We do not expect every applicant to be equally qualified in all of these areas, and this is not a complete list of all relevant qualifications applicants can bring to the position. Please share with us your other assets not mentioned here that could be valuable for this role. It is very important to us to reach talents with different backgrounds and experiences.

Our headquarters are in New York City, but we will also be considering remote candidates who live in the United States.


This job is full-time, with a competitive salary and benefits, including employer-paid health, eye, and dental insurance; 17 days of paid vacation per year plus one week of vacation at the end of December; paid family leave; and 401 (k) match.

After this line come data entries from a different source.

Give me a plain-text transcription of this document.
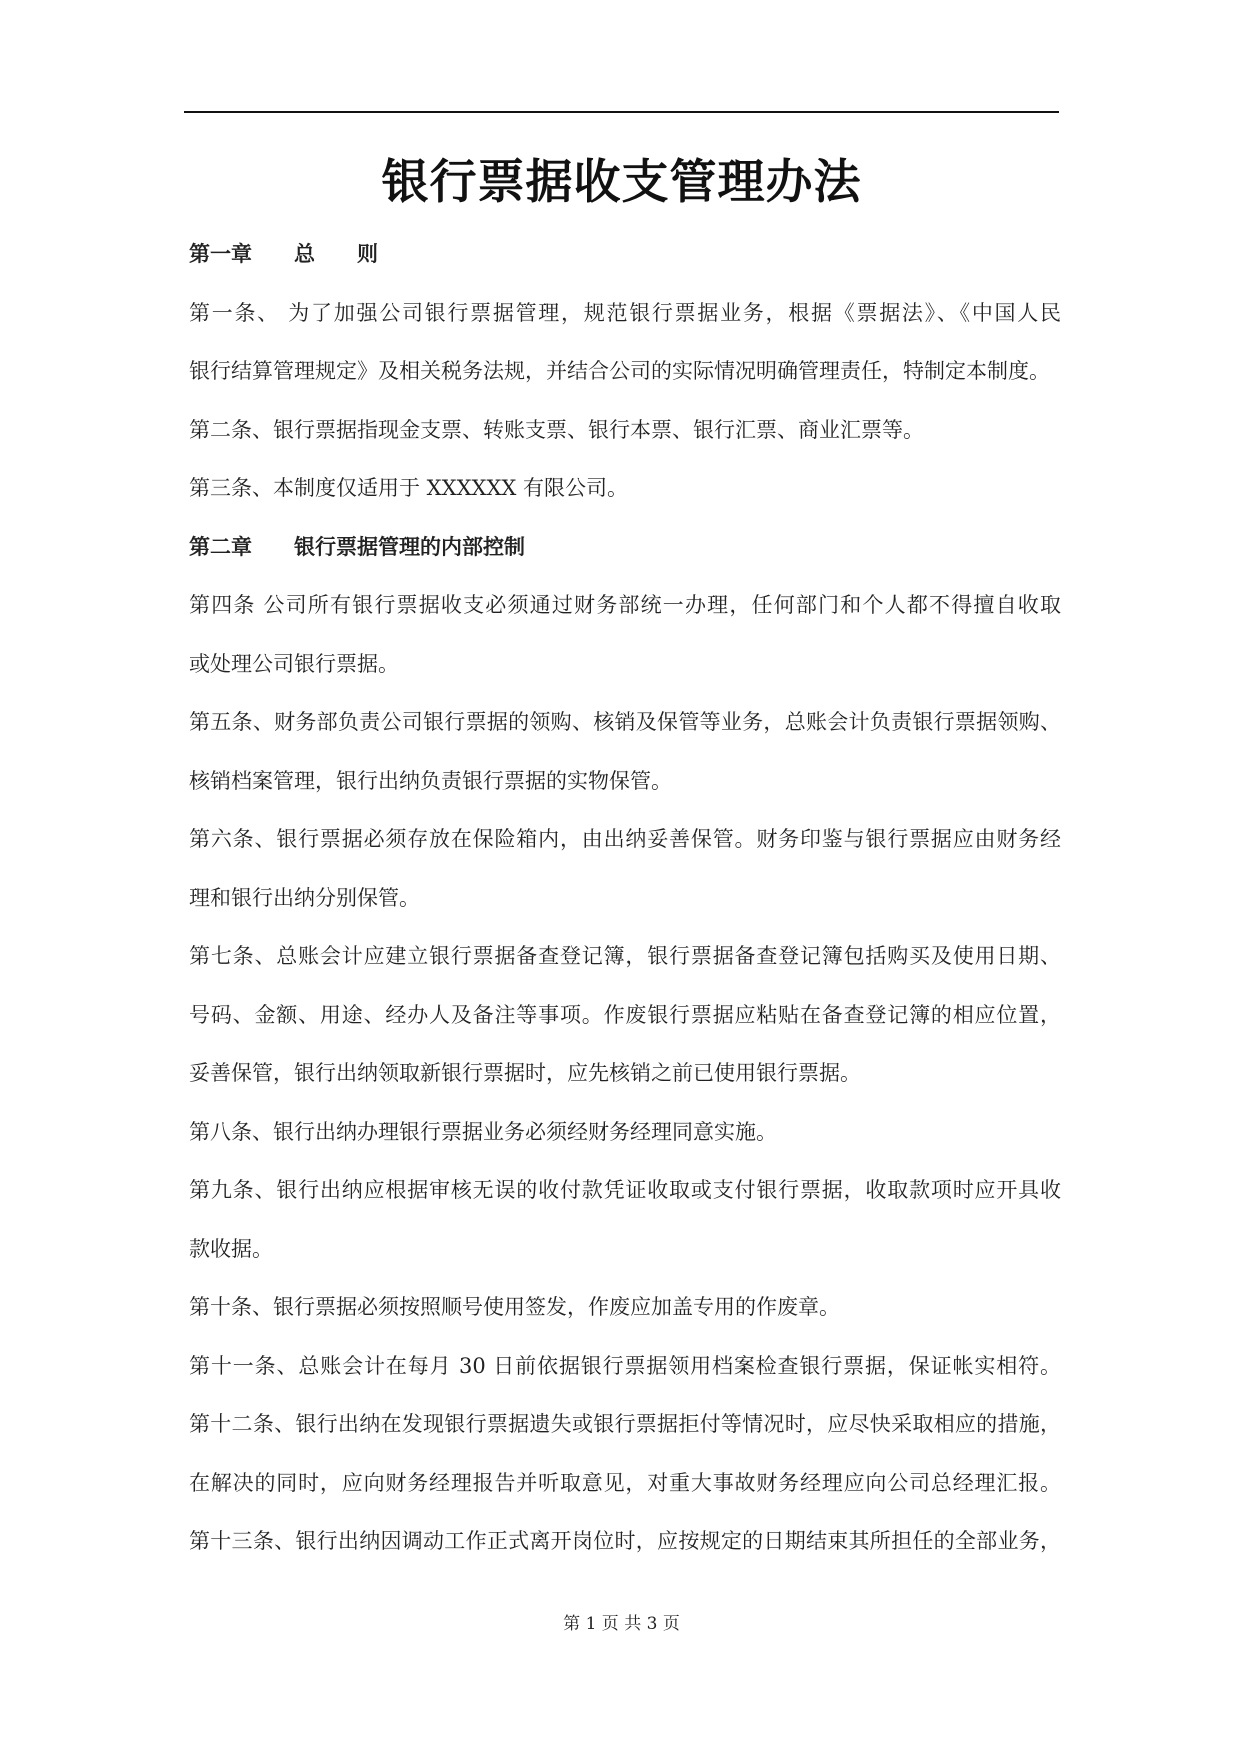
银行票据收支管理办法
第一章　　总　　则
第一条、 为了加强公司银行票据管理，规范银行票据业务，根据《票据法》、《中国人民
银行结算管理规定》及相关税务法规，并结合公司的实际情况明确管理责任，特制定本制度。
第二条、银行票据指现金支票、转账支票、银行本票、银行汇票、商业汇票等。
第三条、本制度仅适用于 XXXXXX 有限公司。
第二章　　银行票据管理的内部控制
第四条 公司所有银行票据收支必须通过财务部统一办理，任何部门和个人都不得擅自收取
或处理公司银行票据。
第五条、财务部负责公司银行票据的领购、核销及保管等业务，总账会计负责银行票据领购、
核销档案管理，银行出纳负责银行票据的实物保管。
第六条、银行票据必须存放在保险箱内，由出纳妥善保管。财务印鉴与银行票据应由财务经
理和银行出纳分别保管。
第七条、总账会计应建立银行票据备查登记簿，银行票据备查登记簿包括购买及使用日期、
号码、金额、用途、经办人及备注等事项。作废银行票据应粘贴在备查登记簿的相应位置，
妥善保管，银行出纳领取新银行票据时，应先核销之前已使用银行票据。
第八条、银行出纳办理银行票据业务必须经财务经理同意实施。
第九条、银行出纳应根据审核无误的收付款凭证收取或支付银行票据，收取款项时应开具收
款收据。
第十条、银行票据必须按照顺号使用签发，作废应加盖专用的作废章。
第十一条、总账会计在每月 30 日前依据银行票据领用档案检查银行票据，保证帐实相符。
第十二条、银行出纳在发现银行票据遗失或银行票据拒付等情况时，应尽快采取相应的措施，
在解决的同时，应向财务经理报告并听取意见，对重大事故财务经理应向公司总经理汇报。
第十三条、银行出纳因调动工作正式离开岗位时，应按规定的日期结束其所担任的全部业务，
第 1 页 共 3 页
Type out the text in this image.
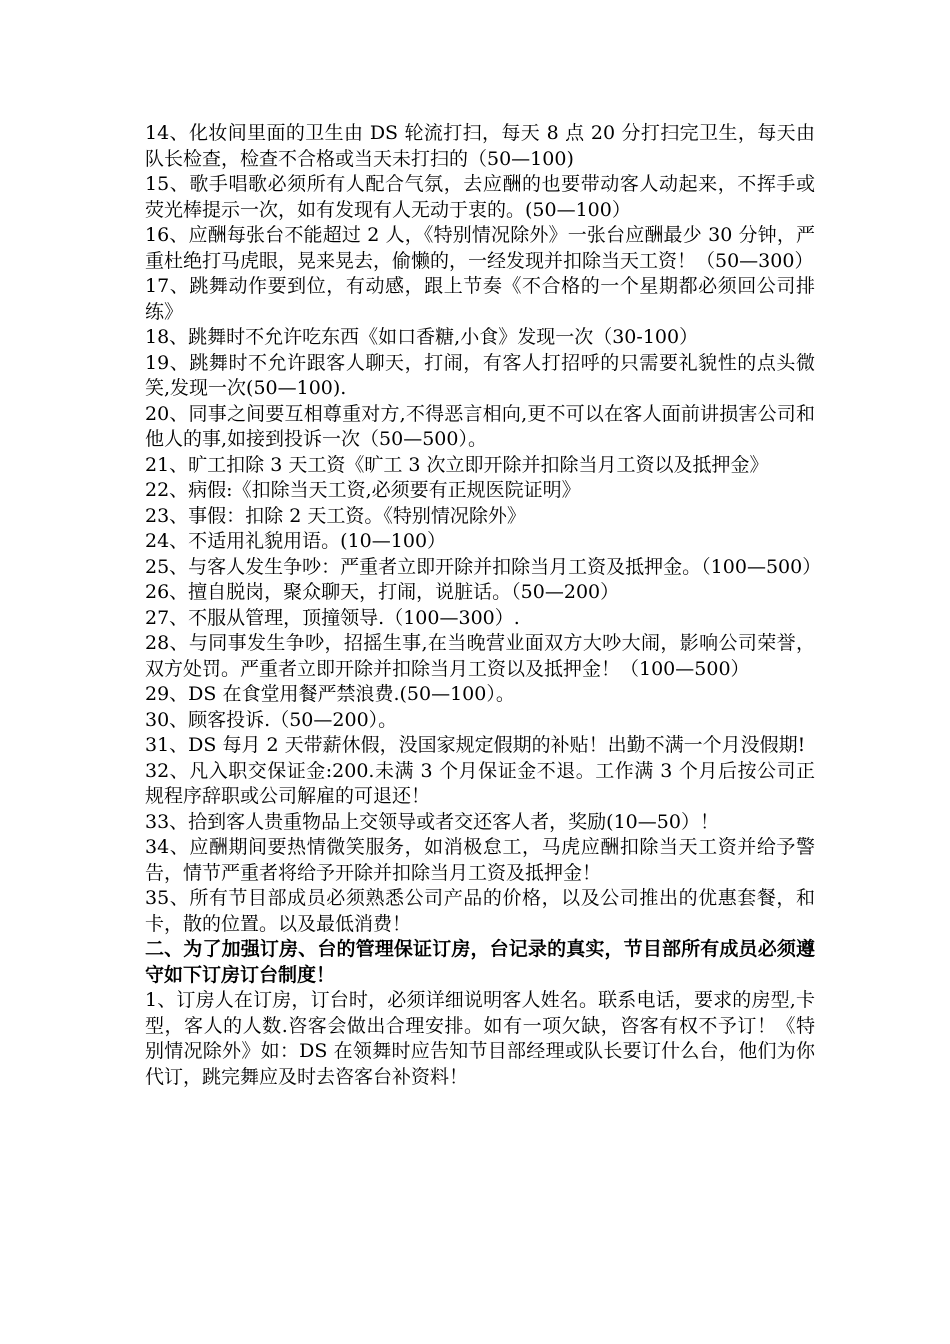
14、化妆间里面的卫生由 DS 轮流打扫，每天 8 点 20 分打扫完卫生，每天由队长检查，检查不合格或当天未打扫的（50—100)

15、歌手唱歌必须所有人配合气氛，去应酬的也要带动客人动起来，不挥手或荧光棒提示一次，如有发现有人无动于衷的。(50—100）

16、应酬每张台不能超过 2 人，《特别情况除外》一张台应酬最少 30 分钟，严重杜绝打马虎眼，晃来晃去，偷懒的，一经发现并扣除当天工资！（50—300）

17、跳舞动作要到位，有动感，跟上节奏《不合格的一个星期都必须回公司排练》

18、跳舞时不允许吃东西《如口香糖,小食》发现一次（30-100）

19、跳舞时不允许跟客人聊天，打闹，有客人打招呼的只需要礼貌性的点头微笑,发现一次(50—100).

20、同事之间要互相尊重对方,不得恶言相向,更不可以在客人面前讲损害公司和他人的事,如接到投诉一次（50—500）。

21、旷工扣除 3 天工资《旷工 3 次立即开除并扣除当月工资以及抵押金》

22、病假:《扣除当天工资,必须要有正规医院证明》

23、事假：扣除 2 天工资。《特别情况除外》

24、不适用礼貌用语。(10—100）

25、与客人发生争吵：严重者立即开除并扣除当月工资及抵押金。（100—500）

26、擅自脱岗，聚众聊天，打闹，说脏话。（50—200）

27、不服从管理，顶撞领导.（100—300）.

28、与同事发生争吵，招摇生事,在当晚营业面双方大吵大闹，影响公司荣誉，双方处罚。严重者立即开除并扣除当月工资以及抵押金！（100—500）

29、DS 在食堂用餐严禁浪费.(50—100）。

30、顾客投诉.（50—200）。

31、DS 每月 2 天带薪休假，没国家规定假期的补贴！出勤不满一个月没假期!

32、凡入职交保证金:200.未满 3 个月保证金不退。工作满 3 个月后按公司正规程序辞职或公司解雇的可退还！

33、拾到客人贵重物品上交领导或者交还客人者，奖励(10—50）！

34、应酬期间要热情微笑服务，如消极怠工，马虎应酬扣除当天工资并给予警告，情节严重者将给予开除并扣除当月工资及抵押金！

35、所有节目部成员必须熟悉公司产品的价格，以及公司推出的优惠套餐，和卡，散的位置。以及最低消费！

二、为了加强订房、台的管理保证订房，台记录的真实，节目部所有成员必须遵守如下订房订台制度！

1、订房人在订房，订台时，必须详细说明客人姓名。联系电话，要求的房型,卡型，客人的人数.咨客会做出合理安排。如有一项欠缺，咨客有权不予订！《特别情况除外》如：DS 在领舞时应告知节目部经理或队长要订什么台，他们为你代订，跳完舞应及时去咨客台补资料！
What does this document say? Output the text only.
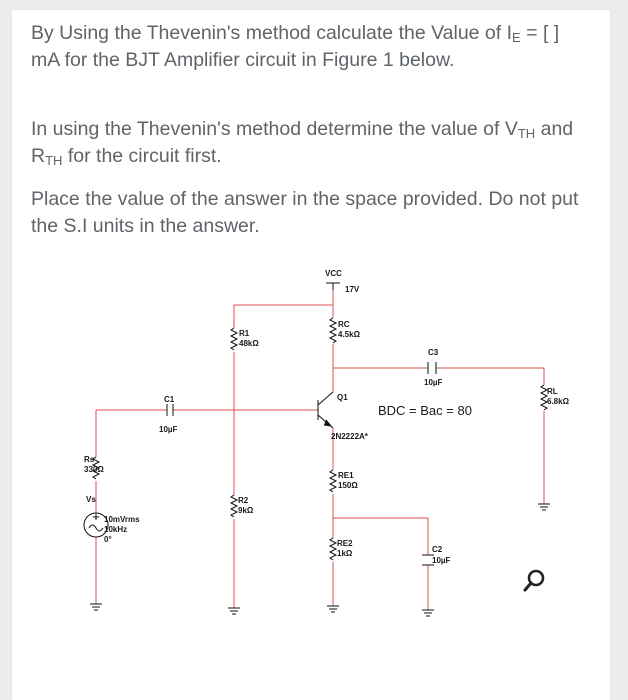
By Using the Thevenin's method calculate the Value of $I_E$ = [ ] mA for the BJT Amplifier circuit in Figure 1 below.
In using the Thevenin's method determine the value of $V_{TH}$ and $R_{TH}$ for the circuit first.
Place the value of the answer in the space provided. Do not put the S.I units in the answer.
VCC
17V
RC
4.5kΩ
R1
48kΩ
C3
10µF
RL
6.8kΩ
Q1
2N2222A*
BDC = Bac = 80
C1
10µF
Rs
330Ω
RE1
150Ω
R2
9kΩ
RE2
1kΩ	C2
10µF
Vs
10mVrms
10kHz
0°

The Marshall Project is a non-profit news organization dedicated to reporting on the American criminal justice system. In 2016 and 2021, The Marshall Project was awarded the Pulitzer Prize. We have also received the Goldsmith Prize, several National Magazine Awards, and for General Excellence from the Online Journalism Awards. We are not lawyers – we follow the facts and we do not flatter audiences – but we have a stated mission: to create and maintain a sense of urgency about the criminal justice system. We generally don’t cover breaking news (although we curate other news outlets’ coverage in our morning newsletter). Our work includes investigative and explanatory projects and shorter pieces aimed at highlighting stories that other news organizations miss, underestimate, or misunderstand. To ensure that our work reaches a larger audience, we collaborate with or publish together with other media in almost all of our work. We have worked with more than 200 newspapers, magazines, broadcasters and online sites.

We are an equal opportunity employer committed to diversity. We welcome qualified applicants of all races, ethnicities, physical abilities, genders, and sexual orientations, including those who are incarcerated or otherwise involved in the criminal justice system.


To apply, use this form Submit a cover letter and résumé. Please also submit three examples of your work with a description of your role in them as well as a short memo (maximum two pages) in which you explain your approach to engagement journalism.

The application deadline is October 31 at 11:59 p.m. Eastern.

Due to the expected number of applications, we will pursue the most promising candidates, but we cannot respond to all applicants individually. Please note that it usually takes us more than a month to review applications.